I’ve been dreaming about Peer Review for years. In my role as a policy advocate, I needed access to the research literature, but struggled to get it. As I pondered potential solutions to the problem of open access, the tools I used on a daily basis as a software engineer inspired the concept that became Peer Review.

I have a deep commitment to democracy, and I am as excited about the potential to build a scholar and worker governed organization around the platform as I am to build the platform.

Where Do Things Stand and Where Are They Going?

I am currently the only developer working on Peer Review full time. There are a small handful of volunteers who’ve offered part time help.

I have the alpha version of Peer Review up on a staging server. I’m looking for scientists, researchers, scholars, and academics from all disciplines who are interested in exploring the alpha and giving me feedback on the concept and where to go next.

Could this work the way I think it might? Are there things I’m not thinking of? Problems I haven’t foreseen? Aspects of the academic publishing system I am unaware of and that Peer Review doesn’t account for? Broadly speaking, am I going in the right direction?

I have a roadmap of features I need to put in place before we can begin a closed beta, and a significant amount of hardening and bug fixing to do as well. I hope to reach a closed beta in the next couple months. I’m also soliciting sign ups for the closed beta. Peer Review will only be as good as the community that forms around it, so - if the direction I’m exploring does indeed hold promise - I’m hoping we can start building that community now.

After the closed beta period I intend to do an open beta, where the platform is opened to any who would like to use it (while still understanding that it is not completely finished or polished).

You can view the roadmap on GitHub. If you’re unfamiliar with the process of software development, please keep in mind that the roadmap is a very rough estimate and that it is constantly in flux.

I’m also looking for feedback on that roadmap, are there features which aren’t currently included that should be considered for the closed beta? For the open beta?

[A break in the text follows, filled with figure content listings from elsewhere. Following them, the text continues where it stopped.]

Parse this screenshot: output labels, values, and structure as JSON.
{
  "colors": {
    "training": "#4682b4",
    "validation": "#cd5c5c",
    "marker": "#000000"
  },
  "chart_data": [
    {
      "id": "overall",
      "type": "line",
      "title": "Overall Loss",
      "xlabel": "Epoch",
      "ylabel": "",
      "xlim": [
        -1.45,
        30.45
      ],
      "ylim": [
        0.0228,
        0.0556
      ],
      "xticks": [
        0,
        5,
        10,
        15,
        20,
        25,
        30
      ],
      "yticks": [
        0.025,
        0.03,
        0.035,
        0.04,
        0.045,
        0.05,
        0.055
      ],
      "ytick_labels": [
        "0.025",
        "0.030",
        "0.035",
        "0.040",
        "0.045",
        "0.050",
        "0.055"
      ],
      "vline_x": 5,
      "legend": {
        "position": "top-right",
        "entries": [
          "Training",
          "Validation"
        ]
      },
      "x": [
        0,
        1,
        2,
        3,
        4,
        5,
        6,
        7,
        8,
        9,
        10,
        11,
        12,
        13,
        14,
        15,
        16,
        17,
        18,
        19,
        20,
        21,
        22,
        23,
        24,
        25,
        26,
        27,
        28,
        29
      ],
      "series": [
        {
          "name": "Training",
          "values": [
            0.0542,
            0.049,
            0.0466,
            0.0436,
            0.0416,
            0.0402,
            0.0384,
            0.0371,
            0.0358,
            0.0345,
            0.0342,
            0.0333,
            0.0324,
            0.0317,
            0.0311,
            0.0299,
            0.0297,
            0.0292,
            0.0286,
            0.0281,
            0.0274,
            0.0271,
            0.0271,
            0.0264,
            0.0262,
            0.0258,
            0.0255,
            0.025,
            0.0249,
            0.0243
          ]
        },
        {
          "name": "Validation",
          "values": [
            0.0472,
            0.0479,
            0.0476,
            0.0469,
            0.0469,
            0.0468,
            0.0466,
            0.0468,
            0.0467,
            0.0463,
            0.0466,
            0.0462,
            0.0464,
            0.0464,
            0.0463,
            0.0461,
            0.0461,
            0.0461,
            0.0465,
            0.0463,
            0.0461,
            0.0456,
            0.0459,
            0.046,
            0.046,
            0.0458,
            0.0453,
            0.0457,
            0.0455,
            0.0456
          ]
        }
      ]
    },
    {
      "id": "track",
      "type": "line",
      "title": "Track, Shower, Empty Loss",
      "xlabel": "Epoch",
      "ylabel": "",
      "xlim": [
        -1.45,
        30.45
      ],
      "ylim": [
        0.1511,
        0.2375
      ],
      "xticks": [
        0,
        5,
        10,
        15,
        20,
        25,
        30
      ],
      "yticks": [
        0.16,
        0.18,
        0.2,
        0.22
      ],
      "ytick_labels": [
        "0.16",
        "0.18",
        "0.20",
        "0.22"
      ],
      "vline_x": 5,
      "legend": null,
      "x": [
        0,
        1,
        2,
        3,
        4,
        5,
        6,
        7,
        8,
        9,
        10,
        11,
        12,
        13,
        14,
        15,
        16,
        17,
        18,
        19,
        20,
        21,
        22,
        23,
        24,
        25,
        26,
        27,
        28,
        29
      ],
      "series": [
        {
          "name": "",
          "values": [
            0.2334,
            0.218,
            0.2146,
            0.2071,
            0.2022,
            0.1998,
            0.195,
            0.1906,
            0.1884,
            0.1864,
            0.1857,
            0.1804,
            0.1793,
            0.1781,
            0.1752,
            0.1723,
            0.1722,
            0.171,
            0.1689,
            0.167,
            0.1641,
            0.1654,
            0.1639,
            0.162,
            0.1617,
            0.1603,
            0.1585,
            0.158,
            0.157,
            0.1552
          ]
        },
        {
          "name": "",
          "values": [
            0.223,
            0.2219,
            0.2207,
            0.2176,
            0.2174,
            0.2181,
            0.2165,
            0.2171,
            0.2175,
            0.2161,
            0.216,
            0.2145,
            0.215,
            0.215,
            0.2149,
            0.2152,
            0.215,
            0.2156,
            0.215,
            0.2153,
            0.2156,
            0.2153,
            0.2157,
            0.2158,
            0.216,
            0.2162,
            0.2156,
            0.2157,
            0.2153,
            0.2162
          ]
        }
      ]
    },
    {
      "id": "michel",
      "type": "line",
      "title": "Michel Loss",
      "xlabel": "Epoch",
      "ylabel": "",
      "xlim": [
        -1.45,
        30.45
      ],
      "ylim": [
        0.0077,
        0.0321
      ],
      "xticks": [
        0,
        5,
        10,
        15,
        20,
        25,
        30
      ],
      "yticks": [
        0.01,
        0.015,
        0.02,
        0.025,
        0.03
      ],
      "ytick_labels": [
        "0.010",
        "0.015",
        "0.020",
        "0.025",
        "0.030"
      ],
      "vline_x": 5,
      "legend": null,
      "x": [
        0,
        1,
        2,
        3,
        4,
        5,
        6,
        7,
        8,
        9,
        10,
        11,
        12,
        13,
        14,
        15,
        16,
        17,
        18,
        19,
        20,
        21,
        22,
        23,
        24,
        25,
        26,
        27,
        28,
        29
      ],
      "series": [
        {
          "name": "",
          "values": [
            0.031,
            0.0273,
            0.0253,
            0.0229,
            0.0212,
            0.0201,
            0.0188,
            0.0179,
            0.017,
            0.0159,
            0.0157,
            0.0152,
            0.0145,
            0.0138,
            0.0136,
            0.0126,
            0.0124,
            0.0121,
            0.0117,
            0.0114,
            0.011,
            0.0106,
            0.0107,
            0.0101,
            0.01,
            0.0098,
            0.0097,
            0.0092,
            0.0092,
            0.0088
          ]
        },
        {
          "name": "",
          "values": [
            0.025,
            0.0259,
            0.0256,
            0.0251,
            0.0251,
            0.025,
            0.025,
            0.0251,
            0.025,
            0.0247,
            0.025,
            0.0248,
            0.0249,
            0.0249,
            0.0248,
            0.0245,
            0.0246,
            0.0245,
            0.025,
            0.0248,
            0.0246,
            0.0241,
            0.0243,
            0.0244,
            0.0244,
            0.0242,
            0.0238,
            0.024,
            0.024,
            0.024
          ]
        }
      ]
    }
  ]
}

If you’re interested in exploring the alpha and giving feedback, want to participate in the closed beta, or want to be notified when we reach open beta, please fill out this form! You can also use that form to give feedback on the initial concept with out signing up for anything.

If you think I’m on to something and you want to see Peer Review grow, please consider supporting the development effort! Right now my family (my wife, my daughter, and I) are living on savings. I’m hoping to raise enough through donations to be able to commit to working on it full time, indefinitely.

I need to raise $8000 / month to make that commitment: $5500 of monthly living expenses, $1500 to cover health care, and $1000 to cover the initial cloud infrastructure costs for site hosting.

You can support me on GitHub Sponsors. You’ll need to make a GitHub Account, but it’s free.

If we successfully raise that much, I will form the non-profit. If we raise substantially more than that I will hire additional engineers, designers, product managers, devops, and QE to help with development. I will also be pursuing grant funding once we reach the closed beta period. Any leads in that direction would be much appreciated.